C’est en entrant dans une exposition de masques et fétiches venus d’Afrique que je croise cette statuette parsemée de clous et pointes d’acier. Devant la force expressive de ces objets rituels, je ne pense pas à Picasso ou à Kirchner. Le corps, sa mise en scène dans la catharsis mystique est trop forte pour que je ne puisse y voir l’analogie avec l’Art corporel porté par Gina Pane où Carolee Schneemann.

Mais peut-être est-ce là une disposition de mon esprit. Car je suis en train de terminer un roman de Miguel Hernandez qui pose une réflexion sur cet Art Contemporain des limites que questionne Paul Ardenne dans l’extrême contemporain. L’Artiste sociale sulfureux suivit par le protagoniste de tentative d’évasion est fictif mais il évoque tout à la fois Marina Abramovic, Chris Burden, Ron Athey, David Nebreda, Santiago Sierra, le groupe cadavre ou Marcel Flores. Il a pour maître Fakir Musafar, Peter Witkin et Bob Flanagan.
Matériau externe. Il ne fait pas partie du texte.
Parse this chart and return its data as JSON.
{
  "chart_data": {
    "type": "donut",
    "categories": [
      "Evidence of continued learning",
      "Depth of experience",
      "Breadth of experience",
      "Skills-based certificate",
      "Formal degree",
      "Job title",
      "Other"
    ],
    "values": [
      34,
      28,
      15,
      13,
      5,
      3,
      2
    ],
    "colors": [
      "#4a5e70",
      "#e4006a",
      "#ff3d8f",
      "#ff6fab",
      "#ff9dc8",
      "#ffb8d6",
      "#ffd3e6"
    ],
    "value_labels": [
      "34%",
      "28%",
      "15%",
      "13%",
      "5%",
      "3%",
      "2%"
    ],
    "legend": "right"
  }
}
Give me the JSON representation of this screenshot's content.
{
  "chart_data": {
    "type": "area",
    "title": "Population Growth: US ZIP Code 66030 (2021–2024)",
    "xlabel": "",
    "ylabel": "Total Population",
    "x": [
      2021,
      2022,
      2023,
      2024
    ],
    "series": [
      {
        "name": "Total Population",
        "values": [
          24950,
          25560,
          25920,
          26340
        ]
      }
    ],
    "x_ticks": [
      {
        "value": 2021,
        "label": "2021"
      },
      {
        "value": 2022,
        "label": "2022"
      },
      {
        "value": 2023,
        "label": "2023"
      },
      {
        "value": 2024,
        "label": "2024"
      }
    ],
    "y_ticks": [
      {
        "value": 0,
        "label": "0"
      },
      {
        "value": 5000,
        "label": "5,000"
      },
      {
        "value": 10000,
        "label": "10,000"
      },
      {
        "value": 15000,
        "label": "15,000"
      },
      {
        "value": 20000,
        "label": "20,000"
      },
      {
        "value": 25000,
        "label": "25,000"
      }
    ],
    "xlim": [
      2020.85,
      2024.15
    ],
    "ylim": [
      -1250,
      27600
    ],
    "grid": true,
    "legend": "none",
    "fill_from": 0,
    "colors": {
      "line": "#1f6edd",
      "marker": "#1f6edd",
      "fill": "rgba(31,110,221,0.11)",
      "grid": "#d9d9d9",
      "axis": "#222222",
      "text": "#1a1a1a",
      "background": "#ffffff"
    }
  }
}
Le livre prend l’aspect d’un thriller gentillet qui ne tombe jamais dans le glauque, qui ne justifie jamais cette tendance artistique mais donne des pistes de compréhension intéressantes.
Étrangement j’ai commencé ce livre que l’on m’a donné quelques jours après m’être débarrassé d’ouvrage d’une autre vie où je portait un fort intérêt pour les modifications corporelles. Il y avait un recueil de numéro du Fou, journal de toutes les déviances post -68, un beau livre photographique du pornographe Housk Randall, un livre des tortures et le dictionnaire des fantasmes et perversions où l’on croise Fakir Musafar, Georges Bataille et les Actionnistes Viennois.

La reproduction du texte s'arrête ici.